Agitation

I woke up this morning feeling like a troll. I haven’t been showering. I spent much of yesterday intentionally absorbed in other worlds and times. No yoga means my lazy posture is back. And I had onions on my sandwich yesterday.

My sleep pattern is tricky again. Rather, I find it difficult to let go of the day when a responsible bedtime rolls around. So I don’t, despite knowing that if I am not asleep before midnight, the next day will be lost. Somehow, I convince myself that it’s okay not to fall asleep just yet, even as I lament my lack of productivity that day and make (over)ambitious plans for tomorrow.

It is difficult to make healthy decisions. But being aware of this does not mean I make better decisions. I am just aware of how weak I am as I am arguing myself out of practicing yoga, or eating half a bag of corn chips before dinner. Self- control is eroding.

Somehow, I am even more socially inept than usual. (How is that possible?!) Or maybe it’s just increased paranoia that makes any interaction more fraught. I couldn’t even finish cognitive function testing last week without becoming combative with the test administrator. I have been ordering our groceries for my partner to pick up because I cannot manage my head in a crowd for the time it takes to select my groceries.

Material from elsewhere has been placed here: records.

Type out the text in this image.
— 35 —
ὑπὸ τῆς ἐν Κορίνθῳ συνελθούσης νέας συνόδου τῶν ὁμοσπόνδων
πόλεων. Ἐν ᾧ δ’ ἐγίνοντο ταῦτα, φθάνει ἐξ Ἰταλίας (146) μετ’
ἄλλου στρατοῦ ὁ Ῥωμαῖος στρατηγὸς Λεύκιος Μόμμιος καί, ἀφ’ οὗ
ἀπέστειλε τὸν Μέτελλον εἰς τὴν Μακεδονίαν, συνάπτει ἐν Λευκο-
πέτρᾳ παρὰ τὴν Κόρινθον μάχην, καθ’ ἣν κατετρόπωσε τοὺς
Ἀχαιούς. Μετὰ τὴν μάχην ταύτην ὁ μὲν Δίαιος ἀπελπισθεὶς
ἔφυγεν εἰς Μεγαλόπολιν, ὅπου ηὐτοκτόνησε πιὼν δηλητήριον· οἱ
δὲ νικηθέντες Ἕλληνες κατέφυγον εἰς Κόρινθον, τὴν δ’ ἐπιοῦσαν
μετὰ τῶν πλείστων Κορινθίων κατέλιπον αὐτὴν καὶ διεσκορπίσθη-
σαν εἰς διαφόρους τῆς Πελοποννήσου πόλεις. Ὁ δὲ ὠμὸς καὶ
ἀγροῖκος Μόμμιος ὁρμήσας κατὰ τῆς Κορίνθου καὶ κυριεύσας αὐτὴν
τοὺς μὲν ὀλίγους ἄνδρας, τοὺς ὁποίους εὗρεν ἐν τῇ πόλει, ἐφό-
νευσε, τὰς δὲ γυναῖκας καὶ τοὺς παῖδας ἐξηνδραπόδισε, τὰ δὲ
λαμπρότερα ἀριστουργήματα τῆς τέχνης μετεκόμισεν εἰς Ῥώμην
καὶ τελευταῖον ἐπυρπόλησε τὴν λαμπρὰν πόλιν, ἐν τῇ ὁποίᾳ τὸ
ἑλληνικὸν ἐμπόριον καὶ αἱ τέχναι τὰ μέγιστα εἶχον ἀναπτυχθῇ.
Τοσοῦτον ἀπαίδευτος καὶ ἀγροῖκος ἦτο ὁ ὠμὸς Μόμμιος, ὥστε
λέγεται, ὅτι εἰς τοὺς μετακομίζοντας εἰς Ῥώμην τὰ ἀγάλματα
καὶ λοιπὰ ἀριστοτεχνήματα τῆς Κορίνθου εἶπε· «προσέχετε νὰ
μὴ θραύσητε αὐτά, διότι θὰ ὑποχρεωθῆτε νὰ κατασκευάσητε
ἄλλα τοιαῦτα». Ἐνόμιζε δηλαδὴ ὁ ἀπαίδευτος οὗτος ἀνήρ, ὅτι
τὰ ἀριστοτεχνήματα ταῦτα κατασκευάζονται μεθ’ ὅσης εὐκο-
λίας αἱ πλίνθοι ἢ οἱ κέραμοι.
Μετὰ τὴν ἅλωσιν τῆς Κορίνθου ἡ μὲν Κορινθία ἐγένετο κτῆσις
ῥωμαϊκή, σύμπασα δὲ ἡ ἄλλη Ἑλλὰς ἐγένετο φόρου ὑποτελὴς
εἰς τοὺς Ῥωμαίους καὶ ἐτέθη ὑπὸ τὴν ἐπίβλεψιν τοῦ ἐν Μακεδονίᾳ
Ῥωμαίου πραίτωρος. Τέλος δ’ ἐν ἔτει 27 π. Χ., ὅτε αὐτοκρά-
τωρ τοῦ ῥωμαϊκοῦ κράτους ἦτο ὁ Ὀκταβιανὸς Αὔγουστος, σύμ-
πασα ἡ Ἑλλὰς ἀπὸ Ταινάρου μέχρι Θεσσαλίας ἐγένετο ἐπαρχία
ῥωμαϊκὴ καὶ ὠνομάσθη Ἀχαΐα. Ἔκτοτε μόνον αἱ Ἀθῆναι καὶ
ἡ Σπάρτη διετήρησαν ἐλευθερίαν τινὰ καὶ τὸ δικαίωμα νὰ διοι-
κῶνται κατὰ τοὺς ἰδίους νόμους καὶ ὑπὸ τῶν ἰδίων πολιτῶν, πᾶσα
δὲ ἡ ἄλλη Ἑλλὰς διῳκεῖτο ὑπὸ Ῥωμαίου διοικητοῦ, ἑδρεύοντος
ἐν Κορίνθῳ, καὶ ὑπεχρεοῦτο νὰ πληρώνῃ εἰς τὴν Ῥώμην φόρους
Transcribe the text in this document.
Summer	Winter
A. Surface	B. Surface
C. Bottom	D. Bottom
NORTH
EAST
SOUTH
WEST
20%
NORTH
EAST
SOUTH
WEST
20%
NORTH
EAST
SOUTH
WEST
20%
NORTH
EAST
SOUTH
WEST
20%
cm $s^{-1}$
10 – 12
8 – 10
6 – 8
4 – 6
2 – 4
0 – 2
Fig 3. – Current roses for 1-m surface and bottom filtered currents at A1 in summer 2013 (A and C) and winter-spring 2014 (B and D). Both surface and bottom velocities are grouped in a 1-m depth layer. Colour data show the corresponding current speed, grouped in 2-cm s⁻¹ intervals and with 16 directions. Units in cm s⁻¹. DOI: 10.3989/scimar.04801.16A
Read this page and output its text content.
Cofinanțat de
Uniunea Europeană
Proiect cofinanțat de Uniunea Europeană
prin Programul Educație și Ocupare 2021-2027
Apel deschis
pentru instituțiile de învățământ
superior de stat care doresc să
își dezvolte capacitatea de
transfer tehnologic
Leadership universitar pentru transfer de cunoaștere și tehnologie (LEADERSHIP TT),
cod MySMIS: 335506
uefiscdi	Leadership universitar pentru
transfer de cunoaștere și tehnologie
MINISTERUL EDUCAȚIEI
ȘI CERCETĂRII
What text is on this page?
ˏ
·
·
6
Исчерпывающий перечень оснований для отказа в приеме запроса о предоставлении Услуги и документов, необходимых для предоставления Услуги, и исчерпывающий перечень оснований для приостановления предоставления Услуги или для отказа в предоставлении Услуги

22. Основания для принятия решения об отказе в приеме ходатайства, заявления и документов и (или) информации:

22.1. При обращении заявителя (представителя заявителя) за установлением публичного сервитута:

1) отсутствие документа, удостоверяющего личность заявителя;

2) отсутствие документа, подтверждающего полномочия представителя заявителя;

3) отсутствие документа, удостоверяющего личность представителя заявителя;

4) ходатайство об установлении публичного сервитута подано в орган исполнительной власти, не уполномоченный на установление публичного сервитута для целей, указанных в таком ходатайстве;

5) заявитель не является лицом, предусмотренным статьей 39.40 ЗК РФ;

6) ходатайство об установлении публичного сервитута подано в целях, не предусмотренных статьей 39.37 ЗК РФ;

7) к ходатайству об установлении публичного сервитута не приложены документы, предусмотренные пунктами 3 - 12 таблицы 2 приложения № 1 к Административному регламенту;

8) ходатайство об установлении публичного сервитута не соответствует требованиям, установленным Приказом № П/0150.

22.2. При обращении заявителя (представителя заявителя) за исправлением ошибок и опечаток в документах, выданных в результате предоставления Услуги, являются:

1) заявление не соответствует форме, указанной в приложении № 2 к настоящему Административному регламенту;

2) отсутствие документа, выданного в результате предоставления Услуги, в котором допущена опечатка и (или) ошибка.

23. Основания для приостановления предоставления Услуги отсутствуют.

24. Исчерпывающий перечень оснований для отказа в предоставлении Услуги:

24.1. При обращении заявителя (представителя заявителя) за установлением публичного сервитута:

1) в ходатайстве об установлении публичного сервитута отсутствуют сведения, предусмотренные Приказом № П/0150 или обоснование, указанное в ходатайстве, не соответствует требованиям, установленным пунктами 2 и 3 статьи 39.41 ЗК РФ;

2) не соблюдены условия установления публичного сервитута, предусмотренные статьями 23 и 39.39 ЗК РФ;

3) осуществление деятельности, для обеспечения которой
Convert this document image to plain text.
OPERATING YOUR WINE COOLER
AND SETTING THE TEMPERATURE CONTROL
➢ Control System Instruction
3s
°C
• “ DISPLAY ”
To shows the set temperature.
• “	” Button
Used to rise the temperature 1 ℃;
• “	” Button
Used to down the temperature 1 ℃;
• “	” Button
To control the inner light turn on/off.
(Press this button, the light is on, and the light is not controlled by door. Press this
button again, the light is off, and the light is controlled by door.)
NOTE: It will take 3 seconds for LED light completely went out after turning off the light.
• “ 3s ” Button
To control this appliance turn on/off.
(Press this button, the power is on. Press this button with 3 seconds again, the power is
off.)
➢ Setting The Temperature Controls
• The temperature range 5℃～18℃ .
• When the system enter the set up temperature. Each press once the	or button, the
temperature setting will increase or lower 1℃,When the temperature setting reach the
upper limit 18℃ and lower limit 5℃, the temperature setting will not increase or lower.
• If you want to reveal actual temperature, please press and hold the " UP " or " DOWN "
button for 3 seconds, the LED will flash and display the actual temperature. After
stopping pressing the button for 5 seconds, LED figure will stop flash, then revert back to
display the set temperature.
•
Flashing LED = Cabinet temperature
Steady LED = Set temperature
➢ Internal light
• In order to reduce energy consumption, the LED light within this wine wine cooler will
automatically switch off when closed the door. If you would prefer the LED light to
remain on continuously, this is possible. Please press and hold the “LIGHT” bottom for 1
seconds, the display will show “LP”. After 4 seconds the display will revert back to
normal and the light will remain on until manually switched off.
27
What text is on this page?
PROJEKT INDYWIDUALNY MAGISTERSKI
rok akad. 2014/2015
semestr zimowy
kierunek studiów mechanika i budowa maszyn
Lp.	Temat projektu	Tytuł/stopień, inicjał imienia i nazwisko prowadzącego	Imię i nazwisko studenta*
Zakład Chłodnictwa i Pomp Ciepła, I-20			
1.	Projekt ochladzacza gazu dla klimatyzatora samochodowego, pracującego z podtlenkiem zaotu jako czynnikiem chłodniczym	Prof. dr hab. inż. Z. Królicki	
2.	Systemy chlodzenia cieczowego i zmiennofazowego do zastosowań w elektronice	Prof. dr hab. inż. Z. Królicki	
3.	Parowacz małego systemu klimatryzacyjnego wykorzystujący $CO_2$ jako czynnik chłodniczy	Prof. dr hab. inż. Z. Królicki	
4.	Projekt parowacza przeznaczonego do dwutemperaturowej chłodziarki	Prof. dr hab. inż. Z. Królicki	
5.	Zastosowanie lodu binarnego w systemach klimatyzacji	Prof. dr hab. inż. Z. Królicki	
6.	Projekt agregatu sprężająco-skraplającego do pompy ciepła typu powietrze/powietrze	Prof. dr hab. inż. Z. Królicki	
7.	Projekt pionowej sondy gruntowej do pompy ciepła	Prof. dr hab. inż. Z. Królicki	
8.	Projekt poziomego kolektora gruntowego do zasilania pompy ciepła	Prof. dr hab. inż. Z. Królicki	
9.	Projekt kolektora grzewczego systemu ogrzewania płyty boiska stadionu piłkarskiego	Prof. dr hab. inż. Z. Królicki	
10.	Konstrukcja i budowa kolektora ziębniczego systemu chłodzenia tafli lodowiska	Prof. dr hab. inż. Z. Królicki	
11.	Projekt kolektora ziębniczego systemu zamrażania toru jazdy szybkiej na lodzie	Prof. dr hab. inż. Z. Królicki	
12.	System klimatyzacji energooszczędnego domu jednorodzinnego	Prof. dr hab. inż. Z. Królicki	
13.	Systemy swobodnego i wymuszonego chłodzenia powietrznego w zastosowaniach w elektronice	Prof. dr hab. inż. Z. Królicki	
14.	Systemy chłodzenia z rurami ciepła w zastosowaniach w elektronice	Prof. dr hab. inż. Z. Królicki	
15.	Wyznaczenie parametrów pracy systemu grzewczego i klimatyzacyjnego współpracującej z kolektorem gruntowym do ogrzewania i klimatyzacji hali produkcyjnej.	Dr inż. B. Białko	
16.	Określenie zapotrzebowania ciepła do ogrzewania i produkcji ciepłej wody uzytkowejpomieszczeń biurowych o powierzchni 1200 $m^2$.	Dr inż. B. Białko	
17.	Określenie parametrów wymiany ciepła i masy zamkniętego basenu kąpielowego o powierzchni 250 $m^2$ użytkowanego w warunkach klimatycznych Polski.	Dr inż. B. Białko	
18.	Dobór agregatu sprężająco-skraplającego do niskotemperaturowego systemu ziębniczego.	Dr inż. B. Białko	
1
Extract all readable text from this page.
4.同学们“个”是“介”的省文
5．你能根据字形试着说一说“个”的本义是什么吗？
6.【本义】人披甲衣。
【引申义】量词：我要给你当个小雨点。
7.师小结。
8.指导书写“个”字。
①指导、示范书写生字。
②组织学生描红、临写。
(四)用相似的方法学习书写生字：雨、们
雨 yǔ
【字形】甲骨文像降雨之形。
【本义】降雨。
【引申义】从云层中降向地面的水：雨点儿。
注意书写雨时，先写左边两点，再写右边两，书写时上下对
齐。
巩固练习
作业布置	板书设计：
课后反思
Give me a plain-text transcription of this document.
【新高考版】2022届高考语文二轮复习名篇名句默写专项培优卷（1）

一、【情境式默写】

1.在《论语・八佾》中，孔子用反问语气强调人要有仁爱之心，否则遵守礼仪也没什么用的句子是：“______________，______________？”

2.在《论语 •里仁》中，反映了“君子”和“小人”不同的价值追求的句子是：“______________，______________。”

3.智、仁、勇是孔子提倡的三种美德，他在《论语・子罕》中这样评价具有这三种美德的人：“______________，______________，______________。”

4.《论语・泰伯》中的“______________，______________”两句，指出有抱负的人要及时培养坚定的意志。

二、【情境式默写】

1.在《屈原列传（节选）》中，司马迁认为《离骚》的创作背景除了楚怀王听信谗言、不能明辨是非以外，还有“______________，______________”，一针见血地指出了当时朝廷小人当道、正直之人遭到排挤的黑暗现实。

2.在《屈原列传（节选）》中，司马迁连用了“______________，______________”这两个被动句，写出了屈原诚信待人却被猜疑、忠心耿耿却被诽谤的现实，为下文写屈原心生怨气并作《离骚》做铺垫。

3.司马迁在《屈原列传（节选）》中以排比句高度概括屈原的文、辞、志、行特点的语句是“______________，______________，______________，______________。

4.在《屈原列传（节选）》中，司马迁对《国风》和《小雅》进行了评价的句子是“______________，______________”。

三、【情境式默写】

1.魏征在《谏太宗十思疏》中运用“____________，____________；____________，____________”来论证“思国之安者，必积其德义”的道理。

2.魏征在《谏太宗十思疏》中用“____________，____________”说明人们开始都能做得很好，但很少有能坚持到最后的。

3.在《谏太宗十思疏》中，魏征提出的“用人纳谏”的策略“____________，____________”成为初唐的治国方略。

I can’t place the origin of my descent into whatever state this is. The school-to-summer transition. Change in routine. Limited time to myself. Anniversary of my father’s death.

Or maybe my withdrawal from the world is a preemptive correction of the agitation and potential mania of summertime. When the temperature rises, my blood begins to boil. Historically, I would drink more wine and tequila. We do this, don’t we—us folks with bipolar—to suppress rising feelings of agitation. We think we’re putting out the flames but we are lighting a fire within that spawns uncontrollable rage. I no longer drink alcohol. But these days I wish I could. This, combined with my current tendency to make unhealthy decisions, is a scary headspace to be in.

It seems that only a month ago I felt differently about myself. I liked myself. Things made more sense. I had a purpose. I had ideas and plans, and I could even remember some of them. And now, this. And from where? Very likely it is just my natural cycle. And no medication is sufficient to disrupt this cycle, it seems. Though I do sense that there is a net just above rock bottom that wasn’t there before. Perhaps that will break this fall, though there is every possibility that I will simply get tangled in it.

Alone. This neuro-eccentricity can make us so alone. Of course it sets us apart, but in such a state as this, when even accessing ourselves is a struggle, we are incapable of connecting with others. And, as connection is central to mental health, it seems mental illness is inevitable.

After half a year of wellness, my neuro-eccentricity is revealing my limits to me once again. And I am hoping that my family and I can survive it this time.